Put simply, the Santoku is an all-purpose knife with a uniformly wide blade designed for slicing, dicing and mincing both large and small ingredients.  Perfect for the home cook, this daily-use knife is ideal for preparing most fruit, vegetables and boneless meats, fish or poultry.



UNIQUE KNIFE SHAPE

With a blade that is the same width across its length and has a squared rather than a pointy end.  The blade is uniformly wide, which makes it great for peeling cylindrical vegetables like daikon or carrots horizontally.  Across the center of the blade oval-shaped cuts have been carved into the blade to help it release while it is cutting.



IDEAL BLADE SIZE

A santoku is an all-purpose kitchen knife that comes in 2 sizes.  One size is similar to the chef’s knife while the mini-size is more similar in length to a utility knife.  The 5″ (12.5 cm) mini-santoku can be used for small to medium cutting jobs in the kitchen.  A larger 5.5″ (14cm) santoku knife is considered the standard size blade in Japan.  Although larger blades can sometimes be found they are not ideal as the compactness and width of the blade is what brings out its special qualities.  If the blade is longer the knife becomes more difficult to maneuver which in turn reduces consistency and cutting speed.  Choose either the mini or standard blade depending on what sizes of fruit and vegetables you use most.  Kikusumi offers a mini-santoku in the 3 kitchen knife set as well as a 5.5″ knife sold individually.



WHEN TO USE A SANTOKU

Useful for almost any job the Santoku knife is the one most commonly used by Japanese cooks. Vegetables, fruit, fish or boneless meat can be prepared successfully with a santoku knife because its wide blade makes even cutting more consistent and easier.  A mini version of this knife achieves the best results with smaller and medium size vegetables and fruit like a kiwi.  A 5.5″ (14 cm) blade does better with larger vegetables like daikon and onion.

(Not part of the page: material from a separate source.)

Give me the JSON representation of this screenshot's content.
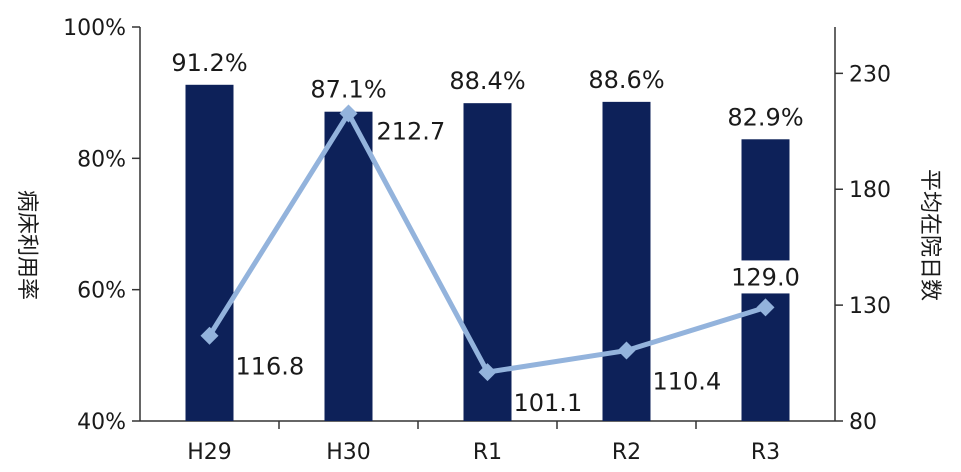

When cutting larger quantities of ingredients, lighter knives will cause less fatigue compared to heavier knives.  The blade profile of a Santoku is straight so that controlling the thickness of slices is easy.  The thin blades on these knives make precision cutting effortless.  Cutting with this uniquely shaped knife use a slight forward motion as the knife descends vertically. Once you get used to it you’ll find that you have much more control over the knife and the thickness of the cut.  The santoku knife offers similar benefits to a typical Western chef’s knife but with the benefit of being lighter in weight and wider in blade which makes it easier to control.